A ajuda da publicidade e, sobretudo, da ciência
Naquele contexto, um tanto de descreimiento, o azeite de oliva precisou um processo de redenção. Na publicidade da época era frequente encontrar azeites etiquetados como "azeite de oliva puro", uma expressão que não tinha respaldo normativo algum. Não existia —nem existe— uma categoria legal telefonema "puro". Tratava-se mais bem de uma estratégia de marketing confusa que procurava transmitir uma ideia de autenticidad, ainda que pouco ou nada se dissesse sobre as qualidades nutricionais do produto.
Mas sua verdadeira reabilitação não se deveu à publicidade, sina ao gotejo constante de estudos científicos que puseram o foco no azeite de oliva virgen extra. No final dos anos 80 e durante os 90, começaram a publicar-se diversas investigações que apontavam para seus possíveis benefícios cardiovasculares, antioxidantes e antiinflamatorios.
Ao mesmo tempo, a situação de descontrolo normativo começou a ordenar-se quando as autoridades estabeleceram as categorias oficiais: virgen extra, virgen, azeite de oliva (refinado + virgen) e azeite de orujo de oliva (azeite de orujo refinado + virgen).
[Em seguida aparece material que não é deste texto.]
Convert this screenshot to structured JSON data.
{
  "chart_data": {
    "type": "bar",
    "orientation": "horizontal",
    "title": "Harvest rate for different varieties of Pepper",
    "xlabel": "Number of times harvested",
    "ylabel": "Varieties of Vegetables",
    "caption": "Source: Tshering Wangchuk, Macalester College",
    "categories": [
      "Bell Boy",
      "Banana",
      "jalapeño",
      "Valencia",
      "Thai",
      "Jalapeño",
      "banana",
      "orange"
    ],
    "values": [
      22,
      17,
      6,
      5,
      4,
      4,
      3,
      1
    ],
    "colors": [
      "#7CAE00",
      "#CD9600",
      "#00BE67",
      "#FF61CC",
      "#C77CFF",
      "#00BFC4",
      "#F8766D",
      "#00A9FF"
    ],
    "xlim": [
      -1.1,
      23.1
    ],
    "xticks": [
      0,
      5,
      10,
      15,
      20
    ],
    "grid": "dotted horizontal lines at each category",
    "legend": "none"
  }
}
A Dieta Mediterránea: um conceito em construção
Ainda que hoje pareça que o azeite de oliva tem sido sempre o estandarte da dieta mediterránea, essa associação se consolidou com o tempo. O Estudo dos Sete Países —uma investigação pioneira que arrancou nos anos 50— já tinha descrito a dieta de certas regiões do Mediterráneo como particularmente protetora em frente às doenças cardiovasculares. O azeite de oliva estava presente, sim, mas como protagonista mais descritivo que causal. Para que me entendas, da mesma forma que a James Lind se lhe atribui a proposta de combater o escorbuto com cítricos, mas sem ter nem ideia de que o verdadeiro elemento preventivo era a vitamina C.
Foi depois, quando o termo "Dieta Mediterránea" começou a institucionalizarse, a reconhecer pela UNESCO como património cultural inmaterial e colarse em guias nutricionais de médio mundo, quando o azeite de oliva passou a ocupar o centro do relato.
O estudo PREDIMED, a última volta de porca
A autêntica revolução chegou com o estudo PREDIMED (Prevenção com Dieta Mediterránea), que se iniciou em 2003 e cujos resultados se publicaram pela primeira vez em 2013 no New England Journal of Medicine. Seu impacto foi rotundo: o azeite de oliva virgen extra, no marco de uma dieta mediterránea, reduzia o risco de eventos cardiovasculares maiores (infartos, ictus, mortes cardiovasculares) em população de alto risco.
Pela primeira vez, um ensaio clínico de grande qualidade e tamanho mostrava efeitos tangíveis sobre a saúde, com o azeite de oliva virgen extra como protagonista. Em 2018, uma revisão dos dados reafirmou as conclusões depois de corrigir certos problemas metodológicos.
Uma história com final feliz?
Ao igual que A Odisea de Homero na que se relata um longo e azaroso viagem (o de Ulisses, de volta a casa depois da guerra de Troya) a história recente do azeite de oliva é um exemplo perfeito de como os alimentos não só se comem: interpretam-se, contam-se, classificam-se e valorizam-se desde muitas ópticas. A ciência tem jogado um papel crucial em sua transformação, mas também o fizeram o marketing, o acervo cultural e a política.
E ainda que hoje desfrutamos de seu status saudável, convém recordar que sua história não sempre foi tão gloriosa. Entender o passado de um alimento também implica o saber por que o consumimos como o fazemos.